Why work done is maximum in isothermal process?
Why work done is maximum in isothermal process?
If the external pressure becomes equal to the pressure of the gas, there will be no change in the volume and thus ΔV = 0. The work done is also zero. If Pext is more than the pressure of the gas cannot expand. Therefore work done in an isothermal reversible expansion of an ideal gas is maximum work.
During which process work done is maximum?
adiabatic process
The work done in adiabatic process is maximum. This is because the rate of pressure increase is faster in the adiabatic process as all the energy of the work done on the system increases its internal energy.
What is the maximum work?
Work done in the isothermal reversible expansion of an ideal gas is maximum work. The conditions for maximum work are as follow: All the changes taking place in the system during the process are reversible. The system remains in mechanical equilibrium with the surrounding.

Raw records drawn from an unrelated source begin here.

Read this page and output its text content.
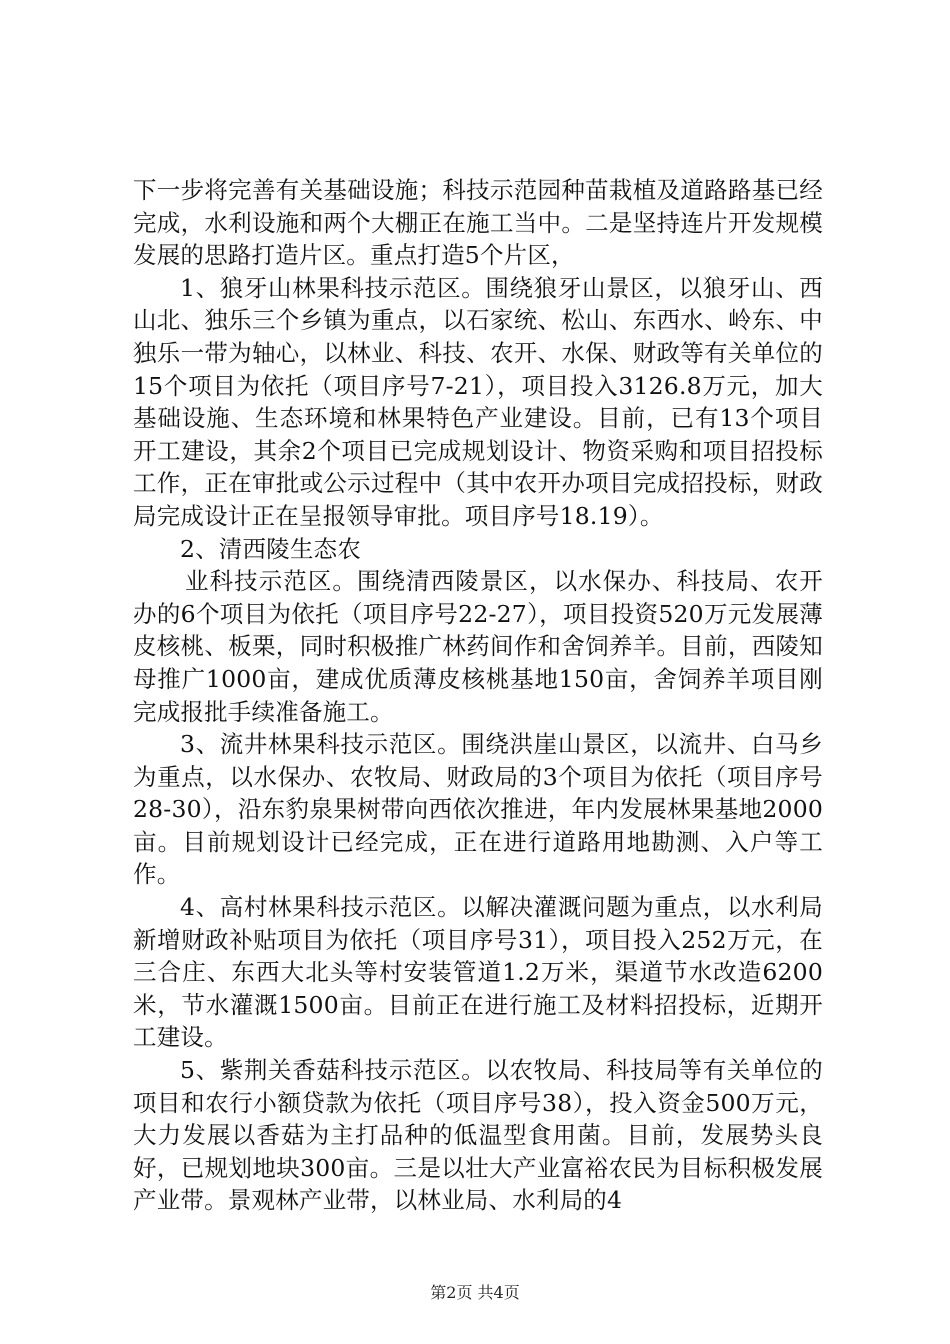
下一步将完善有关基础设施；科技示范园种苗栽植及道路路基已经完成，水利设施和两个大棚正在施工当中。二是坚持连片开发规模发展的思路打造片区。重点打造5个片区，

1、狼牙山林果科技示范区。围绕狼牙山景区，以狼牙山、西山北、独乐三个乡镇为重点，以石家统、松山、东西水、岭东、中独乐一带为轴心，以林业、科技、农开、水保、财政等有关单位的15个项目为依托（项目序号7-21），项目投入3126.8万元，加大基础设施、生态环境和林果特色产业建设。目前，已有13个项目开工建设，其余2个项目已完成规划设计、物资采购和项目招投标工作，正在审批或公示过程中（其中农开办项目完成招投标，财政局完成设计正在呈报领导审批。项目序号18.19）。

2、清西陵生态农

业科技示范区。围绕清西陵景区，以水保办、科技局、农开办的6个项目为依托（项目序号22-27），项目投资520万元发展薄皮核桃、板栗，同时积极推广林药间作和舍饲养羊。目前，西陵知母推广1000亩，建成优质薄皮核桃基地150亩，舍饲养羊项目刚完成报批手续准备施工。

3、流井林果科技示范区。围绕洪崖山景区，以流井、白马乡为重点，以水保办、农牧局、财政局的3个项目为依托（项目序号28-30），沿东豹泉果树带向西依次推进，年内发展林果基地2000亩。目前规划设计已经完成，正在进行道路用地勘测、入户等工作。

4、高村林果科技示范区。以解决灌溉问题为重点，以水利局新增财政补贴项目为依托（项目序号31），项目投入252万元，在三合庄、东西大北头等村安装管道1.2万米，渠道节水改造6200米，节水灌溉1500亩。目前正在进行施工及材料招投标，近期开工建设。

5、紫荆关香菇科技示范区。以农牧局、科技局等有关单位的项目和农行小额贷款为依托（项目序号38），投入资金500万元，大力发展以香菇为主打品种的低温型食用菌。目前，发展势头良好，已规划地块300亩。三是以壮大产业富裕农民为目标积极发展产业带。景观林产业带，以林业局、水利局的4

第2页 共4页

How much work is done in an isothermal process?
For an ideal gas, from the ideal gas law PV = NkT, PV remains constant through an isothermal process. A curve in a P-V diagram generated by the equation PV = const is called an isotherm. For an isothermal, reversible process, the work done by the gas is equal to the area under the relevant pressure -volume isotherm.
Why work done in adiabatic process is less than isothermal?

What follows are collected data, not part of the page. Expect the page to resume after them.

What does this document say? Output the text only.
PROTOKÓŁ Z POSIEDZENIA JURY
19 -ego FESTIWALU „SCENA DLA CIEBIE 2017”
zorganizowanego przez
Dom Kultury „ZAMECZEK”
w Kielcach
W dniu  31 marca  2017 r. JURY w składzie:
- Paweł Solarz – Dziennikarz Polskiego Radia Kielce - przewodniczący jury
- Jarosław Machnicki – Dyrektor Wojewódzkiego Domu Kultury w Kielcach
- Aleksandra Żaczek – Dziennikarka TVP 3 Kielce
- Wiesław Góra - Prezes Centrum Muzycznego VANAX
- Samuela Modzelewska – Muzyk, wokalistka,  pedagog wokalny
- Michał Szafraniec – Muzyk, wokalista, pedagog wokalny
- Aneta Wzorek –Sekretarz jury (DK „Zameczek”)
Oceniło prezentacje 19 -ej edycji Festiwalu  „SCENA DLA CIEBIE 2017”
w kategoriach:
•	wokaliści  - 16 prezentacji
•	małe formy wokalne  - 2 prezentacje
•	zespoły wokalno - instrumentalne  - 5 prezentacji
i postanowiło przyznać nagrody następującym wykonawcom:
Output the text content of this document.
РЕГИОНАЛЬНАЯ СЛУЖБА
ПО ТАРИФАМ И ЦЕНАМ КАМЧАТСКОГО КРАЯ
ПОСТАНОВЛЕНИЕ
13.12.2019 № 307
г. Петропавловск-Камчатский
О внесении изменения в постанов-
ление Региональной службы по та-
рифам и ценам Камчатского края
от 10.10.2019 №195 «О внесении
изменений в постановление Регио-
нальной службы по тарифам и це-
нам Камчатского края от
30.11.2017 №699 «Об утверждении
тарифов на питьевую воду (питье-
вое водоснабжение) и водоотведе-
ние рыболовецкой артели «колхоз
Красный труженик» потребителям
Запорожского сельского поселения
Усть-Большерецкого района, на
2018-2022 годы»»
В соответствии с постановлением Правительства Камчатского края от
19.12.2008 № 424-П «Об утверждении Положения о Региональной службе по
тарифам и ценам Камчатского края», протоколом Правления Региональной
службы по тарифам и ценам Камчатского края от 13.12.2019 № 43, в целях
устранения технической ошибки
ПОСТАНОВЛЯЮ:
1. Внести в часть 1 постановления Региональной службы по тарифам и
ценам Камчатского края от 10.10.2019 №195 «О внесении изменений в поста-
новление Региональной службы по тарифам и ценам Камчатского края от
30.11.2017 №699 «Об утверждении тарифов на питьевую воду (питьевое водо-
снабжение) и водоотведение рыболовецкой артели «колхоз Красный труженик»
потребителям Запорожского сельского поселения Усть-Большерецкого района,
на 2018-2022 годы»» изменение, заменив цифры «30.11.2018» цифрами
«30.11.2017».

It takes heat from surrounding and the temperature remains constant throughout the cycle . The second container is insulated (No heat can be added/removed) in a adiabatic expansion. This will do less work than isothermal , because it solely depends on its internal energy to do work .
Which of the following processes is used to do maximum work done on the ideal gas?
Since area under the curve is maximum for adiabatic process, so work done on the gas will be maximum for adiabatic process.
What are the conditions of maximum work?
The conditions for maximum work are as follow:
- All the changes taking place in the system during the process are reversible.
- All the changes taking place in the system during the process should take place in infinitesimally small infinite steps.